Vorlesekunst braucht Talent und Training
Ein erfolgreiches Jahr 2020 für das „Team Rheinbach“ beim Vorlesen: Der 12-jährige Silas Worm wurde bester Vorleser im Regierungsbezirk Köln und stellte sich dem Wettbewerb mit den besten Vorlesern aus ganz NRW.
Rückblick auf einen heißen Nachmittag Anfang August 2020: Silas Worm, Schüler der Jahrgangsstufe 7 des Sankt-Joseph-Gymnasiums, hat Regina Münch in seinem Garten zu Besuch. Die Stellvertretende Leiterin des WDR-Sprechensembles, mittlerweile mit „WDR-Stimmwerk“ betitelt, ist eine absolute Könnerin ihres Fachs.

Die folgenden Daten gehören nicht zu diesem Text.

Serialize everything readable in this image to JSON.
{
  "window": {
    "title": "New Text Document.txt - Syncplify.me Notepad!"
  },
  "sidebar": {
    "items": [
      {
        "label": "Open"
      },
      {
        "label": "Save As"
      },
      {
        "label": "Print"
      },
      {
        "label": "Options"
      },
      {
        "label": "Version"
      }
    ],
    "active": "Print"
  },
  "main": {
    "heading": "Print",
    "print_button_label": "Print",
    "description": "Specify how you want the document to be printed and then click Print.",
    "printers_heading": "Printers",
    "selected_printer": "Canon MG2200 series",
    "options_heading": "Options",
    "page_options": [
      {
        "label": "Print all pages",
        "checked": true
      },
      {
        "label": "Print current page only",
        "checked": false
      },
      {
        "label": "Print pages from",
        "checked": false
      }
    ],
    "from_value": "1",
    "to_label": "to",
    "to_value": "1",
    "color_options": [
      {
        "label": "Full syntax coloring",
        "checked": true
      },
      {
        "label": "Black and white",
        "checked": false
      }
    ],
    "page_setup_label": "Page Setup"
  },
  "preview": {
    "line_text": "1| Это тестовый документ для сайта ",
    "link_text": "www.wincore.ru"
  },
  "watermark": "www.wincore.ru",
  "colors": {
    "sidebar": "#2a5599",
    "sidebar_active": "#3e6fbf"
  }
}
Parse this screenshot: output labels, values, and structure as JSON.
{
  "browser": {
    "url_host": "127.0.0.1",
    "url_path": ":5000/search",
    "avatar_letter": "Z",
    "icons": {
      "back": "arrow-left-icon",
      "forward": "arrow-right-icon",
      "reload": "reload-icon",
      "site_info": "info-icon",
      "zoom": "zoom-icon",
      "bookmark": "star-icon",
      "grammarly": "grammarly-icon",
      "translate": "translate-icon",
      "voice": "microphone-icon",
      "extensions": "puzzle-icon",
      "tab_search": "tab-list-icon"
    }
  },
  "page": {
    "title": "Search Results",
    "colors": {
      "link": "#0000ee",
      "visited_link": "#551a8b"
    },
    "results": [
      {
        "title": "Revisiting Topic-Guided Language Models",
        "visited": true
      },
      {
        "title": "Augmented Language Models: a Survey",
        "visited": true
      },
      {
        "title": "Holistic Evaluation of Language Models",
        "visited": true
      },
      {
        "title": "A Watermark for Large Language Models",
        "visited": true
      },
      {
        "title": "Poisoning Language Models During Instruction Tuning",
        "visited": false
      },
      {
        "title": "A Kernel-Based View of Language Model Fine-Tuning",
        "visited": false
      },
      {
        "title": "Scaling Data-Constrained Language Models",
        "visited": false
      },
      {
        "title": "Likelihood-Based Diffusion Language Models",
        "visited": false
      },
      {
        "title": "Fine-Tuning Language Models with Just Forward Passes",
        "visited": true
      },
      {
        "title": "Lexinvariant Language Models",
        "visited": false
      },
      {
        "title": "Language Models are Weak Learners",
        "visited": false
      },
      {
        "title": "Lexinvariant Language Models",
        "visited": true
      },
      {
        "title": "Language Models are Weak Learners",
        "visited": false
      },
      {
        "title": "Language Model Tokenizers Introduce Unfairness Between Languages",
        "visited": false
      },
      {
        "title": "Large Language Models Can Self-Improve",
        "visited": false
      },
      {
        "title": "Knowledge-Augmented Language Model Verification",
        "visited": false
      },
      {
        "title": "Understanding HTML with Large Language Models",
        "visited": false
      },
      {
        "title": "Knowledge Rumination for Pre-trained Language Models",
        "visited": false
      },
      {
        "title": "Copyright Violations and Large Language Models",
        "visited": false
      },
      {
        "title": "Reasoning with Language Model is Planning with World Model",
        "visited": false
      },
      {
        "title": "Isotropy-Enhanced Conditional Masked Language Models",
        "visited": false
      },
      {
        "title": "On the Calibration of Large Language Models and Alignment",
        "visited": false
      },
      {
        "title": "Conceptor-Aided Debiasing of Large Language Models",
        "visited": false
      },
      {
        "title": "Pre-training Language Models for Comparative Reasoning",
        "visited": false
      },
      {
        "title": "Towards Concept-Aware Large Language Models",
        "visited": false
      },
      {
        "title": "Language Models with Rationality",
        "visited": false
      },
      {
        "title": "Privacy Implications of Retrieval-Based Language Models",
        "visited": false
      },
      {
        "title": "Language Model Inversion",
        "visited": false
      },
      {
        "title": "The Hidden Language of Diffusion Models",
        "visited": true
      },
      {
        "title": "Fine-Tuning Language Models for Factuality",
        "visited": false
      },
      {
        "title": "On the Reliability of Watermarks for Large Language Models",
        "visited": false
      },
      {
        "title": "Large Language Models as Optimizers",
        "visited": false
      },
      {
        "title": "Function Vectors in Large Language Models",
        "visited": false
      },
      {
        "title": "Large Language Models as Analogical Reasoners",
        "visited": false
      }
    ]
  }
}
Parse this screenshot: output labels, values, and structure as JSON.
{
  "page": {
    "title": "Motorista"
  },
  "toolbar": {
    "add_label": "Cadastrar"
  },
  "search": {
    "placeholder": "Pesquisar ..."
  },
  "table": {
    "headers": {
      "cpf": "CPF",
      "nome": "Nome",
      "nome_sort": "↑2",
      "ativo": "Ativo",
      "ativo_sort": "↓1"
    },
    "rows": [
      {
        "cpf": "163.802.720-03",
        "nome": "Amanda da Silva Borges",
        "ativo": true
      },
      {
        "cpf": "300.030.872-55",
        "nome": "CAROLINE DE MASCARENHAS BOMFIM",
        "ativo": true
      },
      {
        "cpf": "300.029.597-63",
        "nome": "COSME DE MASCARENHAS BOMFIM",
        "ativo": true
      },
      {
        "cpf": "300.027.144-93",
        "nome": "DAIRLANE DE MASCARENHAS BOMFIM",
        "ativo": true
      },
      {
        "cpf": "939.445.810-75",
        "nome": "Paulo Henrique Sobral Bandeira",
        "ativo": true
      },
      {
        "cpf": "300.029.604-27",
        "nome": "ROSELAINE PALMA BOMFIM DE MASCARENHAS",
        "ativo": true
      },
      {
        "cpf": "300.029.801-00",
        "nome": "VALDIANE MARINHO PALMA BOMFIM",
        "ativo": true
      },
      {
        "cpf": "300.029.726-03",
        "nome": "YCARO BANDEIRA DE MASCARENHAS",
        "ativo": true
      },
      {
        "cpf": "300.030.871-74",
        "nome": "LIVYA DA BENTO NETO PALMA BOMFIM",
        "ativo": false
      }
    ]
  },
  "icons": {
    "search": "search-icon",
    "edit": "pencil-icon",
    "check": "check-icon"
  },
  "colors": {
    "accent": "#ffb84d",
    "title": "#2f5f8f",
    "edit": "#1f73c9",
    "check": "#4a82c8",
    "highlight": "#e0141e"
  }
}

Ihre Kunst und Profession ist es, Texte mit ihrer Stimme lebendig werden zu lassen. Neben dem Sprechen von Moderationen, Nachrichten, dokumentarischen Features und Trailern ist sie vor allem auf ihrem „Haussender“ WDR 5 auch immer wieder als Vorleserin von Literatur zu hören. Nun bereitet sie den talentierten Wormersdorfer auf den Bezirksentscheid vor. Dass diese Runde des Bundesweiten Vorlesewettbewerbs überhaupt ausgetragen werden kann, ist für Silas ein unverhofftes Glück. Im Frühjahr drohte das Szenario, der traditionsreiche Wettbewerb, einst u.a. von Erich Kästner mit ins Leben gerufen wurde, werde erstmals nicht zu Ende geführt. Nun durfte der souveräne Kreissieger zwar nicht live auftreten, eigentlich eine besondere Stärke von ihm, zumindest aber ein ca. drei Minuten langes Video einreichen mit einer Textstelle seiner Wahl.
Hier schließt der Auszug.